While Deckert may not strictly be a PNG alumnus, he expressed his support like any other Indian at the stadium that day. Deckert also has family members that are PNG alumni.
“All my kids and my wife went to school here,” Deckert said. “I’ve been here (in Port Neches) for 30 years.”
As for the act of coming down to the stadium to support the PNG football team on Thanksgiving, no one seemed to think it out of the ordinary.
“We are like a family here,” Troy Cropper said.
Deckert nodded and said, “We have our family here. This is just what we do.”
Deckert also spoke well of the coaches leading the team.
“We have lots of good leadership. We have great coaches.”
The sense of community was thick as fellow Indian fans expressed their support.
“I come out and watch them practice. You got to come and support them,” Ted Stansbury, whose great nephew plays for PNG, said. “I’ve got my family here.”
“Port Neches is a big community. It’s just like family,” Stansbury said.
“The kids here grew up with each other and played baseball, football and other sports. They’re family, too.”
Stansbury commented on the PNG school spirit as shown through game attendance.
“At games, you look at the opposing side and you might see they have a lot of people. But with PNG, you look at our side and you won’t believe how many came to support.”
Again, the theme of support from family and friends appeared evident on the sidelines.
“I’ve just come to support the kids,” Chris Peveto said. “I have three kids in elementary. I’ve got one son who’s nine, so he plays football and baseball.”
Peveto remarked on the tradition of PNG football.
“PNG has a big tradition of football. So any time they’re in the playoffs, the whole community comes to support them.”
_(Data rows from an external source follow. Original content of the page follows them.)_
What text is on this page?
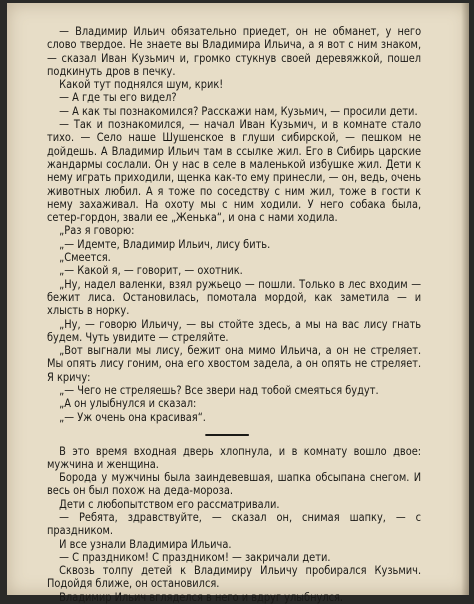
— Владимир Ильич обязательно приедет, он не обманет, у него слово твердое. Не знаете вы Владимира Ильича, а я вот с ним знаком, — сказал Иван Кузьмич и, громко стукнув своей деревяжкой, пошел подкинуть дров в печку.

Какой тут поднялся шум, крик!

— А где ты его видел?

— А как ты познакомился? Расскажи нам, Кузьмич, — просили дети.

— Так и познакомился, — начал Иван Кузьмич, и в комнате стало тихо. — Село наше Шушенское в глуши сибирской, — пешком не дойдешь. А Владимир Ильич там в ссылке жил. Его в Сибирь царские жандармы сослали. Он у нас в селе в маленькой избушке жил. Дети к нему играть приходили, щенка как-то ему принесли, — он, ведь, очень животных любил. А я тоже по соседству с ним жил, тоже в гости к нему захаживал. На охоту мы с ним ходили. У него собака была, сетер-гордон, звали ее „Женька“, и она с нами ходила.

„Раз я говорю:

„— Идемте, Владимир Ильич, лису бить.

„Смеется.

„— Какой я, — говорит, — охотник.

„Ну, надел валенки, взял ружьецо — пошли. Только в лес входим — бежит лиса. Остановилась, помотала мордой, как заметила — и хлысть в норку.

„Ну, — говорю Ильичу, — вы стойте здесь, а мы на вас лису гнать будем. Чуть увидите — стреляйте.

„Вот выгнали мы лису, бежит она мимо Ильича, а он не стреляет. Мы опять лису гоним, она его хвостом задела, а он опять не стреляет. Я кричу:

„— Чего не стреляешь? Все звери над тобой смеяться будут.

„А он улыбнулся и сказал:

„— Уж очень она красивая“.

В это время входная дверь хлопнула, и в комнату вошло двое: мужчина и женщина.

Борода у мужчины была заиндевевшая, шапка обсыпана снегом. И весь он был похож на деда-мороза.

Дети с любопытством его рассматривали.

— Ребята, здравствуйте, — сказал он, снимая шапку, — с праздником.

И все узнали Владимира Ильича.

— С праздником! С праздником! — закричали дети.

Сквозь толпу детей к Владимиру Ильичу пробирался Кузьмич. Подойдя ближе, он остановился.

Владимир Ильич вгляделся в него и вдруг улыбнулся.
As for the apparent meaning of support, Peveto said, it could mean something special for the football players.
“As an athlete myself, when I was playing, if I saw the support coming from the stands, it made it special,” Peveto said. “I think it’s the same thing here. It probably makes them want to play harder.”
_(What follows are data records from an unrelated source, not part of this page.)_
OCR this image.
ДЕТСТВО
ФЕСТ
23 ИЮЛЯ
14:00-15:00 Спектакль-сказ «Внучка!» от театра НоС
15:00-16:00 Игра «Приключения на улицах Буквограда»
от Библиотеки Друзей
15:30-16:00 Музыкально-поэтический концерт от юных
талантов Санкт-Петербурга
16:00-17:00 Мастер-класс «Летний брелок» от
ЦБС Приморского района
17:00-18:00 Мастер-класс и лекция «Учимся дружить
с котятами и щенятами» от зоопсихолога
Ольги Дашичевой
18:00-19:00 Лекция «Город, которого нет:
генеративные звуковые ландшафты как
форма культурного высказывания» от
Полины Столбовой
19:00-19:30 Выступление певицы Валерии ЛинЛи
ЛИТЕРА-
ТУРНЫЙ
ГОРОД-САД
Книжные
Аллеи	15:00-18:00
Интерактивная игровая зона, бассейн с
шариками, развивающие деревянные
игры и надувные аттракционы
Peveto, who moved to Port Neches about 16 years ago, commented on the intensity of the Port Neches-Groves football spirit.
“Football here is unbelievable. This is not your typical kind of high school.”
For others such as Kyle Adams, whose stepson plays on the team, the early morning practice seemed to be a way to combine both support and tradition in the community.
“I want to follow the pride and tradition of Port Neches,” Adams said, who also has a history of coaching youth football for 5 years.
When asked about the apparent oddity of playing on a Thanksgiving morning, Adams smiled and shook his head.
“Everyone was supportive. In fact, my wife made sure that I was up and ready to leave.”
“I know it does them well,” Adams said. “They’re making sure that we’re here.”